NEWS FROM THE LAB - Thursday, February 25, 2010

This you?? What's the point of phishing a Twitter account? Posted by Sean @ 15:12 GMT

We've received some questions regarding recent phishing attacks conducted against Twitter.com.

Tweets and Direct Messages (DM) containing phases such as "This you??" or "LOL is this you" are linking victims towards a Twitter login phishing page. If the bait is taken and victim enters their password, Twitter's infamous "fail whale" is displayed and the user is returned to their account. They might not even realize that their account details have been compromised.

Phishing attacks directed against Twitter are not new. But what's the point?


Peers within a social network have a greater level of trust amongst themselves.
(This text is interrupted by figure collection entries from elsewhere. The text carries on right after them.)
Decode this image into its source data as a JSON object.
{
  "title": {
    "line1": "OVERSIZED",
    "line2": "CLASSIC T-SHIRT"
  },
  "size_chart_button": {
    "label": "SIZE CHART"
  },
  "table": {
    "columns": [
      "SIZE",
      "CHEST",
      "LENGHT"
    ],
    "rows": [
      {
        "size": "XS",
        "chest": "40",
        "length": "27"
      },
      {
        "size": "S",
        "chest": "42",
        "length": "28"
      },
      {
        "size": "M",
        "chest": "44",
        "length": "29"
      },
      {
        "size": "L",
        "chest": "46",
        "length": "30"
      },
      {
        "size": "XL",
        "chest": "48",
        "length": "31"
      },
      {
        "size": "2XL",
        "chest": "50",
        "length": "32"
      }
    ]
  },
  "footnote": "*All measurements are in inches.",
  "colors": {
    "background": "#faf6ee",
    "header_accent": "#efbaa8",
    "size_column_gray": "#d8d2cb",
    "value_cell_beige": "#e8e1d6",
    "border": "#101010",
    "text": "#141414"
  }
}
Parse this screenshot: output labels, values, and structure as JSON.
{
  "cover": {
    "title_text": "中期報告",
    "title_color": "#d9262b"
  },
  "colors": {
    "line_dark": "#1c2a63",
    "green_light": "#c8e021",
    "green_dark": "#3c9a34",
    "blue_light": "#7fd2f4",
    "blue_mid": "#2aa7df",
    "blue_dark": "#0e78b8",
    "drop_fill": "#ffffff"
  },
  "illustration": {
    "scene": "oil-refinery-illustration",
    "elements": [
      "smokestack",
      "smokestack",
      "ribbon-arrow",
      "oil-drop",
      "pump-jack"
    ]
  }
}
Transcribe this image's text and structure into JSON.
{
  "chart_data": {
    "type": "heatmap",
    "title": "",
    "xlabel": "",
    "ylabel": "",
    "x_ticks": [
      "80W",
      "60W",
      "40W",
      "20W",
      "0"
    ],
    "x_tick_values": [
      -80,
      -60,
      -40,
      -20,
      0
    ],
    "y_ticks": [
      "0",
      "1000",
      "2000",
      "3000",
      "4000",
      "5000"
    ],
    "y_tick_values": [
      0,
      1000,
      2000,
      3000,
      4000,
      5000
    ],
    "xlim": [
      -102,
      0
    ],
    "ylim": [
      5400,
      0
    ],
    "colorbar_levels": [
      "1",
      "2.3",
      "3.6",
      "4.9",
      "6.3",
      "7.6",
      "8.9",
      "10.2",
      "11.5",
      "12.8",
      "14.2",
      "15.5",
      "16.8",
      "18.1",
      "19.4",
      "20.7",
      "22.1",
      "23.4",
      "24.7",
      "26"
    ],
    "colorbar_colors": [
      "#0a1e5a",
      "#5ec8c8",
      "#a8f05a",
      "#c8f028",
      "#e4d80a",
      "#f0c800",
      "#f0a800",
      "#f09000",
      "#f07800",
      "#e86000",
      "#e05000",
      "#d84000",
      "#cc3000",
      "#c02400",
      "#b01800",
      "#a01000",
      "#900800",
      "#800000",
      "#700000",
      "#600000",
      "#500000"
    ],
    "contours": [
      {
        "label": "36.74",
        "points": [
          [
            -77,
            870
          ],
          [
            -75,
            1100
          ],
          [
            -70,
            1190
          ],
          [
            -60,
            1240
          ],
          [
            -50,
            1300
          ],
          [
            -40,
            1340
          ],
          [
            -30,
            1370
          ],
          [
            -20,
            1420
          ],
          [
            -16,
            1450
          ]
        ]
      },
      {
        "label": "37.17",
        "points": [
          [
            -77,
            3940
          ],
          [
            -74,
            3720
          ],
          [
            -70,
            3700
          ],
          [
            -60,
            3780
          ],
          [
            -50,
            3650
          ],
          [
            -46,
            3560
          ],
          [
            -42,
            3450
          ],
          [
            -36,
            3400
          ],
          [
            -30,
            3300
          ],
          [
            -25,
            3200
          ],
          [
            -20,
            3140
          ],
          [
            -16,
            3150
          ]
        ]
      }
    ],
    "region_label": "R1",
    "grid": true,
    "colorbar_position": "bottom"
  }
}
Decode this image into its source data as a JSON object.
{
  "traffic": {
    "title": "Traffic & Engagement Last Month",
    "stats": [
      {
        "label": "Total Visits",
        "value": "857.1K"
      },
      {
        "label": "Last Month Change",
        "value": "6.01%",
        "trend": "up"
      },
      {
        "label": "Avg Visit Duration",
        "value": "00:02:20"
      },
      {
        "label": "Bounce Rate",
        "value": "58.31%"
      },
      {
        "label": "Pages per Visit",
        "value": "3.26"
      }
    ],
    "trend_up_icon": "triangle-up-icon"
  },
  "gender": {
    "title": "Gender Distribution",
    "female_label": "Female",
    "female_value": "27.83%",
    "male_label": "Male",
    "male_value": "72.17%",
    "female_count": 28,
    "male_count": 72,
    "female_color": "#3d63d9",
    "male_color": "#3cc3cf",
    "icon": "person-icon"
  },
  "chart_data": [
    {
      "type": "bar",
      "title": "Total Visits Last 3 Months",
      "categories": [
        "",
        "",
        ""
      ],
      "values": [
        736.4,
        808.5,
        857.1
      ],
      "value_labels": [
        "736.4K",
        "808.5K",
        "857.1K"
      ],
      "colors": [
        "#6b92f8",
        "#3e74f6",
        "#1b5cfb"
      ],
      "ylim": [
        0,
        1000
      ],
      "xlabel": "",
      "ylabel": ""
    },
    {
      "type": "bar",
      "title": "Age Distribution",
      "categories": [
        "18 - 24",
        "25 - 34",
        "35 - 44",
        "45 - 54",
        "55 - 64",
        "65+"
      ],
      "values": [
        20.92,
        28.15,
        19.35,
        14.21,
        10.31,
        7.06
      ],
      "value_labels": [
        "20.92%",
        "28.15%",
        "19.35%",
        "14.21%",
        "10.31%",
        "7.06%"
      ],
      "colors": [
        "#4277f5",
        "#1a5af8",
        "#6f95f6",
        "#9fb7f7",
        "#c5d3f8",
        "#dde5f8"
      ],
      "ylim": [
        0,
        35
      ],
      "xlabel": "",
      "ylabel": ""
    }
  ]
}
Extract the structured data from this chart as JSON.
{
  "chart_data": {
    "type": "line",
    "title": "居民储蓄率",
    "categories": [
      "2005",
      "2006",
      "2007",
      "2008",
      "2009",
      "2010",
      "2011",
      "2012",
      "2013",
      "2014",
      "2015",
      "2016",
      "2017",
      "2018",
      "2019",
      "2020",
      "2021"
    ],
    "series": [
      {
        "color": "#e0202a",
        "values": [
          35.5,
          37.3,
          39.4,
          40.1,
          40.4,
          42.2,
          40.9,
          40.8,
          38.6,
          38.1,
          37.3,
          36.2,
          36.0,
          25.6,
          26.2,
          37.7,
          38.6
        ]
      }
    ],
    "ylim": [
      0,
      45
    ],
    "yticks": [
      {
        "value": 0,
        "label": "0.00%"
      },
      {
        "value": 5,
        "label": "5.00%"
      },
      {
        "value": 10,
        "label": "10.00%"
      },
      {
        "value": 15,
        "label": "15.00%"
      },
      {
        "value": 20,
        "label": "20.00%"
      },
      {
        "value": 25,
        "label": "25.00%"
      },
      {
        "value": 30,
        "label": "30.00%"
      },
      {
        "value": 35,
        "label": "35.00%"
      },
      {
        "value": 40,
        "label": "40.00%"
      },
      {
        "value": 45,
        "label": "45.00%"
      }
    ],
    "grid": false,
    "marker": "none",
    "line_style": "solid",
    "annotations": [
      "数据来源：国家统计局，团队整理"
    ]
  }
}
And so why the recent attacks?

We think it could have something to do with some of the recent search engine deals that have been made.

Yahoo announced that they'll begin to include Twitter's real-time feed into their search results and Facebook is now included in Google's search results.

The bad guys can use social networking trust to enhance their SEO attacks.

Lets take a current hot topic as an example. There are several Twitter results in the image below.


Note: Always be careful when searching for hot topics. This "sea world trainer killed" example is currently being used in SEO attacks and many results will lead directly to scamware.

There's also a Facebook result in the example above. We expect to see fresh phishing attacks against Facebook before too long.

Twitter's Safety and Spam feeds are useful to follow if you have a Twitter account. Twitter's working on the issue now by prompting those that received phishing messages to change their password.

There is a silver lining to all of this…

While social networking trust can be abused, social networks themselves are incredibly responsive to emerging threats.

Check out the latest search results for "This you??". Twitter users are already spreading information to counter the dis-information pushed by the bad guys.

It used to take weeks to stamp out e-mail hoaxes. Now, the issue almost corrects itself as quickly as it is abused.